İlknur ona cevaben işaret parmağını dudaklarına götürdü. "Şşşhh... "
Bir adım daha atarken hafifçe arkasına dönüp göz ucuyla kızlara baktı. "Ece, Sevgi siz ikiniz diğerlerini de alıp gidin. Kaçan öğrenciler çoktan okulu ayağa kaldırmıştır zaten. Bu yüzden direkt sınıfa. Sessiz ve dikkatli olun. Emin olmadığınız kişileri de sınıfa almayın."
İkili kısa süre önlerindeki kıza baktı. "Siz?"
"Biz güvende olacağız. Arkanızdan geleceğiz merak etmeyin."
İkili birbirine bakıp aynı anda kafa sallarken çoktan gözlerinde kararlılık ateşi yanmaya başlamıştı. Kesinlikle hayatta kalacaklardı.
Bir kaç dakika içinde sınıfa gitmek için yola çıkmışlardı. Şimdi sadece Perihan, Vildan ve İlknur kalmıştı. Bir de hala cesetlerle uğraşan zombi.
"Kızlar bana bakın."
Vildan onun sesiyle titreyerek kafasını çevirdi. Hareket etmekten korkuyordu. "Şimdi sakin kalmaya çalışın. Size yaklaşacağım ve birlikte buradan çıkacağız tamam mı?" Hızla kafasını sallayan Vildan ile güven vermek istercesine hafifçe gülümsedi genç kız ancak Perihan hala tepkisizdi.
İlknur dediği gibi iki kıza yaklaştı. İkisinin de kollarını tutarken hafifçe çekiştirdi. "Kendinize gelin. Yoksa üçümüz de öleceğiz."
Vildan korkarak geriye adımladı. Perihan ise hala kıpırdamıyordu. "Peri." Hafifçe kızı sarstı İlknur. "Peri, kendine gel."Transtan çıkar gibi sarsıldı Perihan. Şimdi de gözleri dolmuş bir vaziyetteydi. "O... O şeyin yediği... Büşra mı?"
O an gözleri zombinin paramparça etmekle uğraştığı kurbana kaydı. Çok belli olmasa da o yüzü tanımıştı. Sınıf arkadaşlarıydı bu. Yutkundu.
"Tamam. Bak sakin ol. Yavaşça geriye adımla.

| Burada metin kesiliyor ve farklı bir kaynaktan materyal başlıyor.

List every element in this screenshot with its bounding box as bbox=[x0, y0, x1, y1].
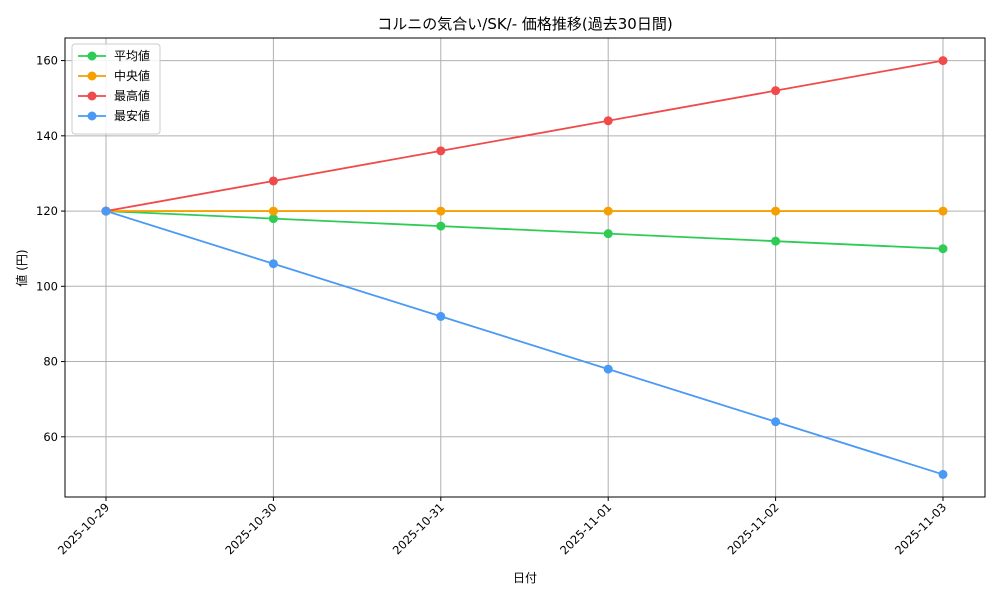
x-tick-label: 2025-11-02 bbox=[725, 500, 782, 557]
x-tick-label: 2025-10-31 bbox=[390, 500, 447, 557]
series-1 bbox=[101, 206, 948, 216]
series-3 bbox=[101, 206, 948, 479]
data-point bbox=[771, 86, 781, 96]
data-point bbox=[268, 259, 278, 269]
data-point bbox=[268, 214, 278, 224]
x-tick-label: 2025-11-03 bbox=[892, 500, 949, 557]
legend-label: 平均値 bbox=[114, 48, 150, 63]
y-axis-label: 値 (円) bbox=[14, 249, 29, 286]
legend-marker bbox=[87, 91, 97, 101]
ticks: 2025-10-29 2025-10-30 2025-10-31 2025-11-01… bbox=[36, 54, 949, 558]
data-point bbox=[603, 229, 613, 239]
legend-item: 中央値 bbox=[78, 68, 150, 83]
data-point bbox=[436, 206, 446, 216]
data-point bbox=[771, 417, 781, 427]
y-tick-label: 160 bbox=[36, 54, 58, 68]
x-axis-label: 日付 bbox=[513, 571, 537, 585]
x-tick-label: 2025-10-30 bbox=[222, 500, 279, 557]
data-point bbox=[938, 56, 948, 66]
data-point bbox=[771, 206, 781, 216]
legend-marker bbox=[87, 71, 97, 81]
data-point bbox=[603, 116, 613, 126]
data-point bbox=[436, 146, 446, 156]
data-point bbox=[938, 469, 948, 479]
legend-item: 平均値 bbox=[78, 48, 150, 63]
y-tick-label: 120 bbox=[36, 204, 58, 218]
y-tick-label: 140 bbox=[36, 129, 58, 143]
data-point bbox=[268, 206, 278, 216]
legend-marker bbox=[87, 51, 97, 61]
y-tick-label: 80 bbox=[43, 355, 58, 369]
series-line bbox=[105, 210, 944, 476]
y-tick-label: 100 bbox=[36, 279, 58, 293]
data-point bbox=[771, 236, 781, 246]
legend-label: 中央値 bbox=[114, 68, 150, 83]
series-group bbox=[101, 56, 948, 479]
y-tick-label: 60 bbox=[43, 430, 58, 444]
data-point bbox=[938, 206, 948, 216]
data-point bbox=[603, 206, 613, 216]
data-point bbox=[603, 364, 613, 374]
data-point bbox=[938, 244, 948, 254]
chart-title: コルニの気合い/SK/- 価格推移(過去30日間) bbox=[377, 15, 672, 33]
legend-item: 最高値 bbox=[78, 88, 150, 103]
x-tick-label: 2025-11-01 bbox=[557, 500, 614, 557]
data-point bbox=[436, 311, 446, 321]
legend-label: 最高値 bbox=[114, 88, 150, 103]
series-line bbox=[105, 210, 944, 250]
data-point bbox=[101, 206, 111, 216]
legend-box bbox=[71, 43, 161, 135]
series-line bbox=[105, 59, 944, 212]
legend-item: 最安値 bbox=[78, 108, 150, 123]
x-tick-label: 2025-10-29 bbox=[55, 500, 112, 557]
data-point bbox=[268, 176, 278, 186]
data-point bbox=[436, 221, 446, 231]
grid bbox=[65, 38, 985, 497]
legend-label: 最安値 bbox=[114, 108, 150, 123]
plot-frame bbox=[64, 37, 986, 498]
legend-marker bbox=[87, 111, 97, 121]
series-0 bbox=[101, 206, 948, 254]
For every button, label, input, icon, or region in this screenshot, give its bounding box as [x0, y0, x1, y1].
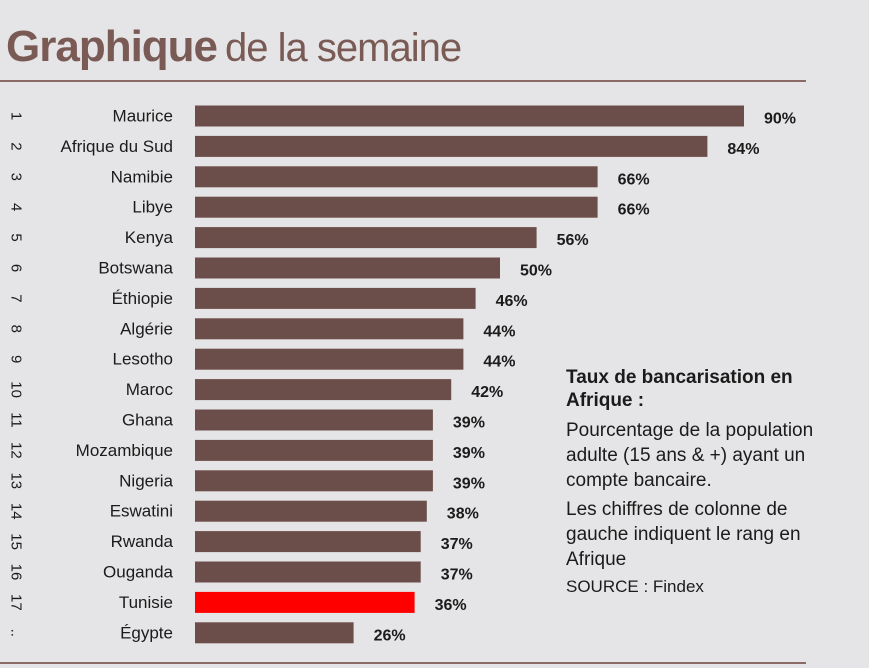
value-label: 37% — [441, 536, 473, 553]
category-label: Mozambique — [76, 441, 173, 460]
bar — [195, 166, 598, 188]
title-light: de la semaine — [225, 26, 462, 70]
rank-label: .. — [8, 629, 25, 637]
title-strong: Graphique — [6, 22, 218, 71]
value-label: 90% — [764, 111, 796, 128]
category-label: Nigeria — [119, 471, 173, 490]
source-label: SOURCE : Findex — [566, 577, 704, 596]
category-label: Libye — [132, 198, 173, 217]
category-label: Maurice — [113, 107, 173, 126]
rank-label: 13 — [8, 472, 25, 489]
value-label: 56% — [557, 232, 589, 249]
rank-label: 12 — [8, 442, 25, 459]
rank-label: 10 — [8, 381, 25, 398]
bar — [195, 531, 421, 553]
category-label: Rwanda — [111, 532, 174, 551]
category-label: Lesotho — [113, 350, 174, 369]
rank-label: 8 — [8, 325, 25, 333]
bar — [195, 470, 433, 492]
note-title: Taux de bancarisation en Afrique : — [566, 367, 793, 411]
value-label: 44% — [483, 323, 515, 340]
category-label: Eswatini — [110, 502, 173, 521]
rank-label: 3 — [8, 173, 25, 181]
bar — [195, 196, 598, 218]
category-label: Kenya — [125, 228, 174, 247]
value-label: 36% — [435, 597, 467, 614]
rank-label: 9 — [8, 355, 25, 363]
value-label: 50% — [520, 263, 552, 280]
value-label: 42% — [471, 384, 503, 401]
chart-header: Graphique de la semaine — [6, 22, 462, 72]
highlighted-bar — [195, 591, 415, 613]
value-label: 46% — [496, 293, 528, 310]
category-label: Botswana — [98, 259, 173, 278]
value-label: 37% — [441, 567, 473, 584]
rank-label: 14 — [8, 503, 25, 520]
top-rule — [0, 80, 806, 82]
bottom-rule — [0, 662, 806, 664]
value-label: 66% — [618, 202, 650, 219]
bar — [195, 409, 433, 431]
rank-label: 5 — [8, 233, 25, 241]
value-label: 66% — [618, 171, 650, 188]
category-label: Afrique du Sud — [61, 137, 173, 156]
bar — [195, 500, 427, 522]
value-label: 44% — [483, 354, 515, 371]
value-label: 39% — [453, 475, 485, 492]
bar — [195, 135, 708, 157]
note-paragraph-2: Les chiffres de colonne de gauche indiqu… — [566, 499, 801, 570]
rank-label: 15 — [8, 533, 25, 550]
rank-label: 7 — [8, 294, 25, 302]
rank-label: 11 — [8, 412, 25, 428]
rank-label: 4 — [8, 203, 25, 211]
value-label: 38% — [447, 506, 479, 523]
rank-label: 2 — [8, 142, 25, 150]
bar — [195, 439, 433, 461]
bar — [195, 287, 476, 309]
bar — [195, 379, 452, 401]
category-label: Maroc — [126, 380, 174, 399]
value-label: 39% — [453, 445, 485, 462]
category-label: Égypte — [120, 623, 173, 642]
category-label: Algérie — [120, 319, 173, 338]
rank-label: 16 — [8, 564, 25, 581]
bar — [195, 257, 500, 279]
rank-label: 6 — [8, 264, 25, 272]
category-label: Tunisie — [119, 593, 173, 612]
bar — [195, 318, 464, 340]
category-label: Ghana — [122, 411, 174, 430]
category-label: Namibie — [111, 167, 173, 186]
chart-note: Taux de bancarisation en Afrique : Pourc… — [566, 366, 826, 598]
bar — [195, 105, 744, 127]
category-label: Ouganda — [103, 563, 173, 582]
value-label: 39% — [453, 415, 485, 432]
note-paragraph-1: Pourcentage de la population adulte (15 … — [566, 420, 814, 491]
bar — [195, 561, 421, 583]
bar — [195, 622, 354, 644]
value-label: 84% — [727, 141, 759, 158]
value-label: 26% — [374, 627, 406, 644]
rank-label: 17 — [8, 594, 25, 611]
bar — [195, 227, 537, 249]
rank-label: 1 — [8, 112, 25, 120]
category-label: Éthiopie — [112, 289, 173, 308]
bar — [195, 348, 464, 370]
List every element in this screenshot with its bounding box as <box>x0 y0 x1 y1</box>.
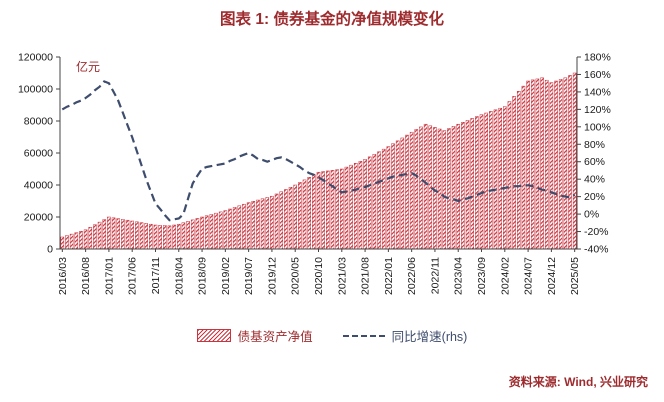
svg-text:100000: 100000 <box>18 84 53 96</box>
svg-text:2023/09: 2023/09 <box>476 257 488 295</box>
svg-text:0: 0 <box>47 244 53 256</box>
svg-text:-40%: -40% <box>584 244 609 256</box>
svg-text:2016/03: 2016/03 <box>57 257 69 295</box>
chart-title: 图表 1: 债券基金的净值规模变化 <box>220 11 444 28</box>
legend-item-line: 同比增速(rhs) <box>342 326 468 345</box>
svg-text:2019/07: 2019/07 <box>243 257 255 295</box>
svg-text:140%: 140% <box>584 86 611 98</box>
chart-area: 0 20000 40000 60000 80000 100000 120000 -40% -20… <box>0 43 664 324</box>
svg-text:2023/04: 2023/04 <box>453 257 465 295</box>
svg-text:120000: 120000 <box>18 52 53 64</box>
bar-series-swatch-icon <box>196 329 231 342</box>
svg-text:20000: 20000 <box>24 212 53 224</box>
svg-text:40%: 40% <box>584 174 605 186</box>
svg-text:60000: 60000 <box>24 148 53 160</box>
svg-text:180%: 180% <box>584 52 611 64</box>
svg-text:2020/05: 2020/05 <box>290 257 302 295</box>
svg-text:2019/02: 2019/02 <box>220 257 232 295</box>
svg-text:0%: 0% <box>584 209 599 221</box>
svg-text:2016/08: 2016/08 <box>80 257 92 295</box>
svg-text:160%: 160% <box>584 69 611 81</box>
svg-text:2024/07: 2024/07 <box>523 257 535 295</box>
svg-text:2017/01: 2017/01 <box>103 257 115 295</box>
svg-text:2022/01: 2022/01 <box>383 257 395 295</box>
svg-text:亿元: 亿元 <box>76 59 100 74</box>
svg-text:2017/06: 2017/06 <box>127 257 139 295</box>
svg-text:100%: 100% <box>584 121 611 133</box>
svg-text:120%: 120% <box>584 104 611 116</box>
chart-svg: 0 20000 40000 60000 80000 100000 120000 -40% -20… <box>18 52 611 295</box>
svg-text:2024/12: 2024/12 <box>546 257 558 295</box>
svg-text:40000: 40000 <box>24 180 53 192</box>
svg-text:-20%: -20% <box>584 226 609 238</box>
svg-text:2021/08: 2021/08 <box>360 257 372 295</box>
svg-text:2021/03: 2021/03 <box>336 257 348 295</box>
legend-item-bars: 债基资产净值 <box>196 326 313 345</box>
svg-text:2020/10: 2020/10 <box>313 257 325 295</box>
svg-text:80%: 80% <box>584 139 605 151</box>
svg-text:2018/09: 2018/09 <box>197 257 209 295</box>
svg-text:60%: 60% <box>584 156 605 168</box>
svg-text:2022/06: 2022/06 <box>406 257 418 295</box>
chart-legend: 债基资产净值 同比增速(rhs) <box>0 326 664 345</box>
svg-text:2022/11: 2022/11 <box>429 257 441 294</box>
svg-text:2025/05: 2025/05 <box>569 257 581 295</box>
dashed-line-swatch-icon <box>342 334 385 337</box>
svg-text:2018/04: 2018/04 <box>173 257 185 295</box>
source-note: 资料来源: Wind, 兴业研究 <box>508 375 648 389</box>
legend-label-line: 同比增速(rhs) <box>391 330 468 344</box>
svg-text:80000: 80000 <box>24 116 53 128</box>
svg-text:2017/11: 2017/11 <box>150 257 162 294</box>
legend-label-bars: 债基资产净值 <box>237 330 313 344</box>
svg-text:20%: 20% <box>584 191 605 203</box>
svg-text:2019/12: 2019/12 <box>266 257 278 295</box>
svg-text:2024/02: 2024/02 <box>499 257 511 295</box>
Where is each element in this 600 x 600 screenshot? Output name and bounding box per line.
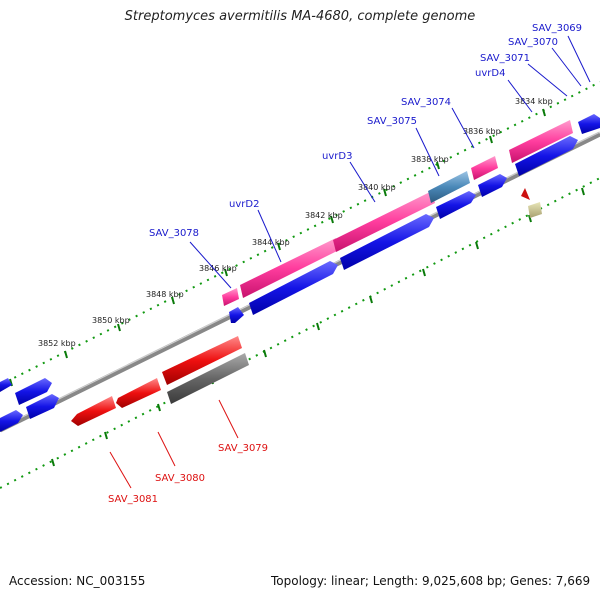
- reverse-leader-lines: [109, 399, 239, 489]
- ruler-label: 3838 kbp: [411, 155, 449, 164]
- feature-pink[interactable]: [333, 191, 435, 252]
- feature-gray[interactable]: [167, 353, 249, 404]
- gene-label-sav3069[interactable]: SAV_3069: [532, 23, 582, 34]
- map-title: Streptomyces avermitilis MA-4680, comple…: [124, 9, 476, 24]
- upper-ruler-ticks: [9, 108, 546, 387]
- topology-summary: Topology: linear; Length: 9,025,608 bp; …: [271, 574, 591, 588]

Buradan kurtulduğumuzda... bunu uzun uzun konuşabiliriz."
Tekrardan hafifçe çekti arkadaşını ve bu sefer iki kız da sorun çıkarmadan onu takip etti. Merdiven tarafına adımlarken iki kızı arkasına çekti genç kız. "Hadi sınıfa."
Vildan ve Perihan yukarı çıkmak için hareketlenirken geride kalarak hala görünen okul girişine baktı. Yerde kıvranan bir kaç beden ile sertçe yutkundu. Eskiden böyle olaylar yaşamak istediğini söylediğini hatırlıyordu. Gerçekten kendisine küfretmek istiyordu.
ŞİMDİ OKUDUĞUN
KURTULUŞ YOLUNDA
Ficção AdolescenteBir kaç dakika önce her şey normal iken bir an sonra sonunuzun geldiğini düşünmek, nasıl hissettirir? Büyük bir deney, Büyük bir hata, İnsanlığın sonu... Bir an şehrin en büyük okulunda arkadaşlarıyla eğlenen sıradan bir grup öğrenci ike...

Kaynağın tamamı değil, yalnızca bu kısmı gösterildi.